一方、日頃から親に“マッチ売りの少女”を読んでもらっている子は、次のような文章を絵本から学びます。
「少女の小さな両手は冷たさのためにもうかじかんでおりました」
「寒さと空腹で震えながら、少女は歩き回りました」
「ひらひらと舞い降りる雪が少女の長くて金色の髪を覆いました」
そのため、雪を見た時も単純に「ああ雪が降っている。寒いなあ」ではなく「震えるくらい寒い」「手がかじかんで凍えそうだ」と感じることができます。絵本を読み聞かせることで、子どもの表現力が伸びていきます。

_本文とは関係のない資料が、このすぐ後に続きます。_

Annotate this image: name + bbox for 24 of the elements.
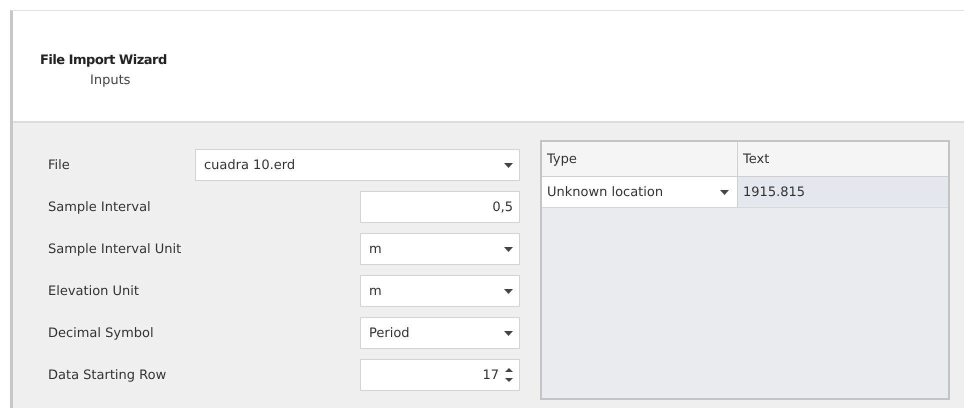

さて、全ての教科の基礎は文章を読むことです。さらに豊かな語彙力は人前で話をしたり、文章を書いたりするときの材料となります。
子どもの頃から大人びた言葉を使う子を指さして「子どもらしくない。かわいげがない」と皮肉る人もいますが、もしわが子がそのように言われても気にする必要はありません。大人びた言葉を使えるのは、学力の基礎である語彙が豊富で、豊かな日本語力がある証しです。もし皮肉られても「今だけ」とスルーしましょうね。